A whooshing sound came overhead, like the beat of a giant bird’s wings.
“What is that?” Leo said.
The dark music grew stronger. Fell back. Pulsed and beat like… wings.
“Arindam can fly.”
“Angels don’t actually have wings!” Leo said. “That’s human mythology.”
“This one does.” Kyra ran toward the trees. “Don’t let him see us.”
Leo was looking up instead of looking forward.
“Leo!”
“Cover.” He snapped his attention back to her. “Got it. Where is she?”
“This way.”
Keeping to the edge of the forest, they ran past skirmishes of one against six or seven. Some of the young men were fighting, but not very well. Kyra’s heart broke to see their fresh round faces snuffed out over and over again. They were hardly more than babies. Her anger fueled her, and she kept running.
Prija felt her coming. The kareshta began to jab at Kyra’s mind, sending sharp, painful spikes into it the closer they got.
We came for you, Prija.
Nothing but angry scratching at her mind.
Your brothers came for you. I came for you. Leo came for you.
More anger. This time it pierced her temple and Kyra nearly doubled over in pain.
“Damn her!” Leo shouted, still watching the sky. “Doesn’t she know—”

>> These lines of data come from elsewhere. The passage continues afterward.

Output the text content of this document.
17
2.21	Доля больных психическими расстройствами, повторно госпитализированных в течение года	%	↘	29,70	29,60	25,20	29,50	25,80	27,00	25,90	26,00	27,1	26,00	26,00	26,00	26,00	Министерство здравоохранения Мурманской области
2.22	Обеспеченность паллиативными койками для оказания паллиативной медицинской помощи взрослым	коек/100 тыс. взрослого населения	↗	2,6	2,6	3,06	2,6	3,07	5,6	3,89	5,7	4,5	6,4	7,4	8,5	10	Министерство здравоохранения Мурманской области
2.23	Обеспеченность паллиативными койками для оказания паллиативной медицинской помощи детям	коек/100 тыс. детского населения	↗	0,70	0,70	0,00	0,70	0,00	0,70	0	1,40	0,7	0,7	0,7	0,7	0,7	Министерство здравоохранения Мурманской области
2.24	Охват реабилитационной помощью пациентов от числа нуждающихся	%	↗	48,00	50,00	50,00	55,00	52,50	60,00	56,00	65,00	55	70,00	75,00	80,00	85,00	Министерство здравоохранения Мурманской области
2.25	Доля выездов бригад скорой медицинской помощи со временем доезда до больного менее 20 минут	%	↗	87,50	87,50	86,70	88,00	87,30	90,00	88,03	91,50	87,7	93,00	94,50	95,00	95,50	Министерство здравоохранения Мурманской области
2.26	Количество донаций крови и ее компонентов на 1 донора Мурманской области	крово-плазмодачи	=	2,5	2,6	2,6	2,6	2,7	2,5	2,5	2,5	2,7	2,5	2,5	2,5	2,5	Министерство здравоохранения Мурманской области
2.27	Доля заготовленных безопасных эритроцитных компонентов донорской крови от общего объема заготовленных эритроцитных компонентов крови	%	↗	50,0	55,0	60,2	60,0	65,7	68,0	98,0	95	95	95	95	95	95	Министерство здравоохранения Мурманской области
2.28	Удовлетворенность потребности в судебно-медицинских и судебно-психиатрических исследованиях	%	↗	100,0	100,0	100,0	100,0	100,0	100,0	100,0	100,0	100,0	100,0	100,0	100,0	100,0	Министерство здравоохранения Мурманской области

“She doesn’t know anything at this point,” Kyra said. “Nothing makes sense. Everything is darkness.”
She stood up, swallowed the bile in the back of her throat, and kept running toward Prija. There was a building at the edge of the forest, the farthest building from the temple. Two guards stood in front of it, both carrying guns, both bent over, clutching their temples in pain. Without slowing her run, Kyra drew out her knives and spread her arms, jabbing both Grigori in the back of the neck as she ran past.
Thank you, sister.
Kyra’s burst of violence fed something in Prija, and the mental jabs softened.